We see the following happening in the access logs and our own tests: `[25/Aug/2020:10:30:40 +0200] "POST /buckaroo3extended/notify/return/ HTTP/1.0" 302 0 "https://checkout.buckaroo.nl/html/redirect.ashx?r=id" "Mozilla/5.0 (iPhone; CPU iPhone OS 13_6_1 like Mac OS X) AppleWebKit/605.1.15 (KHTML, like Gecko) Version/13.1.2 Mobile/15E148 Safari/604.1"

[25/Aug/2020:10:30:40 +0200] "GET /checkout/onepage/success/ HTTP/1.0" 302 0 "https://checkout.buckaroo.nl/html/redirect.ashx?r=id" "Mozilla/5.0 (iPhone; CPU iPhone OS 13_6_1 like Mac OS X) AppleWebKit/605.1.15 (KHTML, like Gecko) Version/13.1.2 Mobile/15E148 Safari/604.1"

[25/Aug/2020:10:30:40 +0200] "GET /checkout/cart/ HTTP/1.0" 200 761538 "https://checkout.buckaroo.nl/html/redirect.ashx?r=id" "Mozilla/5.0 (iPhone; CPU iPhone OS 13_6_1 like Mac OS X) AppleWebKit/605.1.15 (KHTML, like Gecko) Version/13.1.2 Mobile/15E148 Safari/604.1"`

So a customer is send first to the success page, but the page is never outputted and a customer is instead redirected to the cart page... which appears to be empty. A successful payment message is shown. The redirect is caused because the session assigned to the customer at that point no longer contains any data, and also no getLastSuccessQuoteId value.
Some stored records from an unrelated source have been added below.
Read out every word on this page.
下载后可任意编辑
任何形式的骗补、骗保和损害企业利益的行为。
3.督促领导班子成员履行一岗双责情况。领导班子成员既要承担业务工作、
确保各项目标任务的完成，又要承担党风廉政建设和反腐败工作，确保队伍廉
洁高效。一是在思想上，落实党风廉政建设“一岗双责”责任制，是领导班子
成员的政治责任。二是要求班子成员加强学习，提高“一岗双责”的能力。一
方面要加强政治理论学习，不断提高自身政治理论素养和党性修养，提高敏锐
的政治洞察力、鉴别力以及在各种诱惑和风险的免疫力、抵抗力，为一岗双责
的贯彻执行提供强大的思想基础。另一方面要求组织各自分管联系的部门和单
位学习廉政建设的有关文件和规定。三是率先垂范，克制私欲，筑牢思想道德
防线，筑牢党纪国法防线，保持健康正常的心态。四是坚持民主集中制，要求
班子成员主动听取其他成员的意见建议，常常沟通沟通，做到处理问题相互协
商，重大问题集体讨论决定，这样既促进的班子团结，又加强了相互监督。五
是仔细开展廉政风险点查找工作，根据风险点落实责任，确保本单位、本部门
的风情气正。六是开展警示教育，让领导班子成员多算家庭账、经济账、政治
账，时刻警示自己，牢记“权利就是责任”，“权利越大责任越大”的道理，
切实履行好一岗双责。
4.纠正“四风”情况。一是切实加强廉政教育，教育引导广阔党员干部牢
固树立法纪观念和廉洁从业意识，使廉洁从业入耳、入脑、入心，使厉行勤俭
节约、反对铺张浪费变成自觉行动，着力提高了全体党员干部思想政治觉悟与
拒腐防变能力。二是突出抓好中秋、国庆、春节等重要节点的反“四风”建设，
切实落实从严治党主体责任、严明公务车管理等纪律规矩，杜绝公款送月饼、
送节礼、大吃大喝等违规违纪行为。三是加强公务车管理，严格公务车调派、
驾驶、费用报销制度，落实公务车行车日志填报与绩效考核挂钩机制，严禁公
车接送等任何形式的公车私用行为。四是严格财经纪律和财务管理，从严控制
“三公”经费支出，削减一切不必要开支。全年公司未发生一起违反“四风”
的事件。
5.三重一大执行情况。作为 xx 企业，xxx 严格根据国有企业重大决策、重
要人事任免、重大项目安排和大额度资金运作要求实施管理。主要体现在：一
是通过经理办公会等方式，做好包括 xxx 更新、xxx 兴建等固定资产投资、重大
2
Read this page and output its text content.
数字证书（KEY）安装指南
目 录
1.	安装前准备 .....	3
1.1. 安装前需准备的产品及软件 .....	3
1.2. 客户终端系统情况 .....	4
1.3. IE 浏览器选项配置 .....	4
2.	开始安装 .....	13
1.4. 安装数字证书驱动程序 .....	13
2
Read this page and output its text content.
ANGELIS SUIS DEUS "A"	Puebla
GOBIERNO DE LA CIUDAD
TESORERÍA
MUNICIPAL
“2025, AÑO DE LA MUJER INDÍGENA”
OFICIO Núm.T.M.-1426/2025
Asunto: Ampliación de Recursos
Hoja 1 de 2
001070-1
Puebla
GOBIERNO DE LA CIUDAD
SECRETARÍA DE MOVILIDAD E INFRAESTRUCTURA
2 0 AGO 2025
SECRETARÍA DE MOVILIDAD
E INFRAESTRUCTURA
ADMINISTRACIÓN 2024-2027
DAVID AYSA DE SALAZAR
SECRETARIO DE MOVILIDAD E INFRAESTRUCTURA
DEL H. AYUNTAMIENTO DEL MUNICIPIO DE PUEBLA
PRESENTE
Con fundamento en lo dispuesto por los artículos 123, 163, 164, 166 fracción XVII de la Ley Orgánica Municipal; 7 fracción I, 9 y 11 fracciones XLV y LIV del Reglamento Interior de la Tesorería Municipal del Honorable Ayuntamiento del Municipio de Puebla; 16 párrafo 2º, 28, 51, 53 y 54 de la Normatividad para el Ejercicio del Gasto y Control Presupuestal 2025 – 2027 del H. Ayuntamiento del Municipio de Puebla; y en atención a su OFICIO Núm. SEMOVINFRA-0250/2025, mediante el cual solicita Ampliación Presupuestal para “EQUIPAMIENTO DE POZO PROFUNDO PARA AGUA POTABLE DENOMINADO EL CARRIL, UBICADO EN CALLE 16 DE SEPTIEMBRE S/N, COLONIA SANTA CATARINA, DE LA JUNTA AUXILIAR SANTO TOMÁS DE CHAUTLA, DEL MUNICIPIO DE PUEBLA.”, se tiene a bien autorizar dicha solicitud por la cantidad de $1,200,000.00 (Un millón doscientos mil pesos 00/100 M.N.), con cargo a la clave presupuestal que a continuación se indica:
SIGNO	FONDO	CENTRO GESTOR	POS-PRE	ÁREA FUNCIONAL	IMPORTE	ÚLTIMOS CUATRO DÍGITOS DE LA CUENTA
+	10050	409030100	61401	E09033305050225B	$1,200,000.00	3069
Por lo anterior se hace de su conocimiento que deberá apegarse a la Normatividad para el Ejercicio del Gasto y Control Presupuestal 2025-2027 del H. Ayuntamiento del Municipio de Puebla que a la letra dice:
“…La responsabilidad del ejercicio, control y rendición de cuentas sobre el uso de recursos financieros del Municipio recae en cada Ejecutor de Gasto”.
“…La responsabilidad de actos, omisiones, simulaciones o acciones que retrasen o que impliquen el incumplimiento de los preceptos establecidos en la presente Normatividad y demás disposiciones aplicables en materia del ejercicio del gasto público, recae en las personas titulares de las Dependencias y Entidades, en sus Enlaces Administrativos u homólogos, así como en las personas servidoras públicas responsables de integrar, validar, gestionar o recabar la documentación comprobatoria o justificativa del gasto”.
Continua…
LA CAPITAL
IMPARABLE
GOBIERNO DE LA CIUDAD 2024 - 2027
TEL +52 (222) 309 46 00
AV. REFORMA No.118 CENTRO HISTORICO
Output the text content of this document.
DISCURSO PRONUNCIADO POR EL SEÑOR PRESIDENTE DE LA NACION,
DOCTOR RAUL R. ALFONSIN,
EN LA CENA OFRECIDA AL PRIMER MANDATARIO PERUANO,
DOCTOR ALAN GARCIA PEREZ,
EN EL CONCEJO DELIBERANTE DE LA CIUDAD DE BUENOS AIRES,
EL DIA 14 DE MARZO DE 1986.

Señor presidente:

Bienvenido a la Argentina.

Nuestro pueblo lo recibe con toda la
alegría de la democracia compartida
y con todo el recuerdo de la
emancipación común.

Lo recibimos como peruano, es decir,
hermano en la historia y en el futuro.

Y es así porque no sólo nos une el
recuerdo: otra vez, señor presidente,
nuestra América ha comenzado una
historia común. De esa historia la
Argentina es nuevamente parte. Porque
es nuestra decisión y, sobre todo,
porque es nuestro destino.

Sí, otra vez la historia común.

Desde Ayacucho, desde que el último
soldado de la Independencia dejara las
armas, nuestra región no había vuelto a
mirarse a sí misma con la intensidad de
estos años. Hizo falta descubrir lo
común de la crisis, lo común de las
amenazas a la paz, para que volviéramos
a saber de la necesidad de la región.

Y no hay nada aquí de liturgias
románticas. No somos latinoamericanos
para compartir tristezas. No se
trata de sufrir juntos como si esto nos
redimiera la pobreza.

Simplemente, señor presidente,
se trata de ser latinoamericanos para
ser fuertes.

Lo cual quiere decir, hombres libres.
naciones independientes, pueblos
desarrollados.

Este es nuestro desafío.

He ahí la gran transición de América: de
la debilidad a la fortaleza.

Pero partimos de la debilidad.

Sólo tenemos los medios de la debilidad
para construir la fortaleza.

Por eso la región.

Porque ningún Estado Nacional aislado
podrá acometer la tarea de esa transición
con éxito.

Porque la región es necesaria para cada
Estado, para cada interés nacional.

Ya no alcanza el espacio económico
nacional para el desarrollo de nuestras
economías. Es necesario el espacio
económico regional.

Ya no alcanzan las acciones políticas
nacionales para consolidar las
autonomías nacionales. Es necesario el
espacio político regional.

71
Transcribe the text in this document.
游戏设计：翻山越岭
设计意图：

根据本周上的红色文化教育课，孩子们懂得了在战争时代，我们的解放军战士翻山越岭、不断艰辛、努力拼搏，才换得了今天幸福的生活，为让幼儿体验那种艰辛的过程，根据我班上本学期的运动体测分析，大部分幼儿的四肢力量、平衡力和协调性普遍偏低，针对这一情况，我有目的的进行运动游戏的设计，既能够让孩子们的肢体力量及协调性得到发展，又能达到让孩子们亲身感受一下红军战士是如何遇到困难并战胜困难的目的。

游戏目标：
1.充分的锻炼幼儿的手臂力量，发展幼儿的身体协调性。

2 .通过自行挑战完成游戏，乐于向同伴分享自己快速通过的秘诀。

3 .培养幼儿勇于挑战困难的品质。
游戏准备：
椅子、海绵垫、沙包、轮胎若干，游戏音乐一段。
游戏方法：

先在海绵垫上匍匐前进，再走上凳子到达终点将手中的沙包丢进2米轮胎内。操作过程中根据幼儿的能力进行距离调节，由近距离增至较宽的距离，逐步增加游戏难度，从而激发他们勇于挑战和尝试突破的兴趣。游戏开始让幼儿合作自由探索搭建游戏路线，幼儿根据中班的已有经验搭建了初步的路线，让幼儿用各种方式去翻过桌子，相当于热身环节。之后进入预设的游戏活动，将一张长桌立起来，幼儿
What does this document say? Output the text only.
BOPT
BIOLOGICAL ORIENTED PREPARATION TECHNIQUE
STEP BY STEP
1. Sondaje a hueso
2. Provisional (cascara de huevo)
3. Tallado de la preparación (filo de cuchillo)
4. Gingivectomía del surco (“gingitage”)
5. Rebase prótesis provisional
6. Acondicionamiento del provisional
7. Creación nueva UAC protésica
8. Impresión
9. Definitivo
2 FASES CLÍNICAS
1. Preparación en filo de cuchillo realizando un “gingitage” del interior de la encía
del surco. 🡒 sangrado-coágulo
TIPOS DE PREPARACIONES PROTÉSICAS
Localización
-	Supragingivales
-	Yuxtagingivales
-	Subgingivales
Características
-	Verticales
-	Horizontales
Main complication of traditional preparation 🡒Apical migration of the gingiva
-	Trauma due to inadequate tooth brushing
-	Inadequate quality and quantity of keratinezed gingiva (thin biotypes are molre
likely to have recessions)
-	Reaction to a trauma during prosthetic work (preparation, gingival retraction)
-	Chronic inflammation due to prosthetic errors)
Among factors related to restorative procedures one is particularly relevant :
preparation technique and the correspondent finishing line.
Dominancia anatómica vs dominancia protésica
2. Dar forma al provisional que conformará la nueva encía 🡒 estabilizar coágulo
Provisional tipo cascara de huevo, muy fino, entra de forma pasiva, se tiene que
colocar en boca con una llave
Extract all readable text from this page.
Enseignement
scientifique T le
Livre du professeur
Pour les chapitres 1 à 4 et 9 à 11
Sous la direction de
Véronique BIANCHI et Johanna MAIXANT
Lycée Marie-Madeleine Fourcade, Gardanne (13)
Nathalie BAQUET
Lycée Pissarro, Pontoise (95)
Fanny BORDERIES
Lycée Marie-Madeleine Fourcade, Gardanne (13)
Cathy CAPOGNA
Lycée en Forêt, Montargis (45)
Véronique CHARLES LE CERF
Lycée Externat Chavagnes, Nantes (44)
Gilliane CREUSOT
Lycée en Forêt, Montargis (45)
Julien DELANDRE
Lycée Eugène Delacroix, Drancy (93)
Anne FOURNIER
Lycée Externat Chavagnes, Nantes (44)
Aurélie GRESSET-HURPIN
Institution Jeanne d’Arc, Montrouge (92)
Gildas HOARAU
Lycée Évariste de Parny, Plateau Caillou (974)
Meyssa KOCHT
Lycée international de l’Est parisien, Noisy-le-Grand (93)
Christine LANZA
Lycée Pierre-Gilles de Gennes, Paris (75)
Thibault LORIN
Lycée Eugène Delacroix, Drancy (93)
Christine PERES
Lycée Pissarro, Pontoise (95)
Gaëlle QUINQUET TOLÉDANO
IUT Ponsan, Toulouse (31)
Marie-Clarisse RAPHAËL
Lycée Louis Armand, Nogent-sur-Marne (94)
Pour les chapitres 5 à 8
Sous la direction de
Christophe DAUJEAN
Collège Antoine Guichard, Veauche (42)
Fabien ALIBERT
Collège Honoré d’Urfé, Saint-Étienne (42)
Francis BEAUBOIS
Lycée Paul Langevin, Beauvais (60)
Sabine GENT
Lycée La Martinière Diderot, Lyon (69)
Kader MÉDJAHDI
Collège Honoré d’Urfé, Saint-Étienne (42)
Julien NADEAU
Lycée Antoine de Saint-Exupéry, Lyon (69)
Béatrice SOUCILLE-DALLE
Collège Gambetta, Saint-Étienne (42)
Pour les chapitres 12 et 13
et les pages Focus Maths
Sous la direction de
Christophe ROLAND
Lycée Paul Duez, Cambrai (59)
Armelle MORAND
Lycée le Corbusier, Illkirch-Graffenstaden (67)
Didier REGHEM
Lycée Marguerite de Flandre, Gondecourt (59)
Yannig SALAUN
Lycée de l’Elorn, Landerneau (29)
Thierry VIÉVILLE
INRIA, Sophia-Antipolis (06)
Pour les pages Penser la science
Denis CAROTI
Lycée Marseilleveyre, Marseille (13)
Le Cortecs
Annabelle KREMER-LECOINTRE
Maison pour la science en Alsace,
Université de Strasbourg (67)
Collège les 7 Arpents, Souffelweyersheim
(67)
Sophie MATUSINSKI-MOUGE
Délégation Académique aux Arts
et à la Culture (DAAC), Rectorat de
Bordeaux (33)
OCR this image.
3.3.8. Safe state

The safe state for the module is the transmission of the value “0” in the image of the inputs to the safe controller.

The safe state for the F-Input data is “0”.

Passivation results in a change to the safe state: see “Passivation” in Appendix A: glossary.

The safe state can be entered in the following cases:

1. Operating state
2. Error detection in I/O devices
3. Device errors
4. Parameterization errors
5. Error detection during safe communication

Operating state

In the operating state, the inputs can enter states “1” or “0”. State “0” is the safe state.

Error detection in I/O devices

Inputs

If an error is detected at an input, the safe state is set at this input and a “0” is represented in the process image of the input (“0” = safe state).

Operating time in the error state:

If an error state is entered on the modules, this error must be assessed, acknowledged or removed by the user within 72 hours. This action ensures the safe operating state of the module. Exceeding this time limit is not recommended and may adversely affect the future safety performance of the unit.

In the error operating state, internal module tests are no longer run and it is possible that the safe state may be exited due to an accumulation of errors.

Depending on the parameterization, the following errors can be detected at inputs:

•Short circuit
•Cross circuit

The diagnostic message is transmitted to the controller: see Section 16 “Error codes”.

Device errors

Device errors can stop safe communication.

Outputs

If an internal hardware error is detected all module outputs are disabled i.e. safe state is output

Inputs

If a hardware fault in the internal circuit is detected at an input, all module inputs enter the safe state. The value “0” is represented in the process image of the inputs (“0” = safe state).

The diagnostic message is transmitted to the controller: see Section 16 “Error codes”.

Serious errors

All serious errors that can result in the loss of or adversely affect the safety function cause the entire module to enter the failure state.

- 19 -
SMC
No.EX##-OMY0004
The redirect is triggered by the following line: app/code/core/Mage/Checkout/controllers/OnepageController.php:282 ` /**

• Order success action */ public function successAction() { $session = $this->getOnepage()->getCheckout(); if (!$session->getLastSuccessQuoteId()) { $this->_redirect('checkout/cart'); return; }`

We found out this appears to be happening (for now) only in the Chrome browser and see multiple pages reporting this or providing fixes for M1/M2: https://github.com/OpenMage/magento-lts/issues/414#issuecomment-665566029 https://github.com/Veriteworks/CookieFix

I was able to fix this for my own computer by disabling the flags used for SameSite in Google Chrome under chrome://flags/. Specifically:

1. SameSite by default cookies
2. Enable removing SameSite=None cookies
3. Cookies without SameSite must be secure

We are now mostly wondering if something in the Buckaroo module can be changed to fix this issue.

We are also curious if changing the custom url for Buckaroo to a subdomain of our client would fix the above issues, since that is a feature of Buckaroo, but beyond this module perhaps.

[vladislav-padalka-hys]

Hi @igorwulff ! Thanks for your report ! We know about that issue and have some fixes for M2 in https://github.com/buckaroo-it/Magento2/commits/master/Controller/Redirect/Process.php related to it already. As for M1 then it's under review.

[igorwulff]

Hi @vladislav-padalka-hys that's good to hear! Can you give us an ETA?

[vladislav-padalka-hys]

it's expected next week

[vladislav-padalka-hys]

Hi @igorwulff ! It has been fixed in master branch You can find a commit here : https://github.com/buckaroo-it/Magento/commit/610116296ec2ebb0f1f6851d21b86df8c19187e1

[igorwulff]

Hi @vladislav-padalka-hys that's great to hear! I assume you are doing some final tests before putting a stable tag on it?

[igorwulff]

Hi @vladislav-padalka-hys can you give me an ETA of when this will get a release tag?

[vladislav-padalka-hys]

Hi @igorwulff ! Sorry for delay , but here is the release with the fix https://github.com/buckaroo-it/Magento/releases/tag/v5.13.0 Thanks again for your request!

[igorwulff]

Awesome! I will give feedback after testing this with the client and our test partner.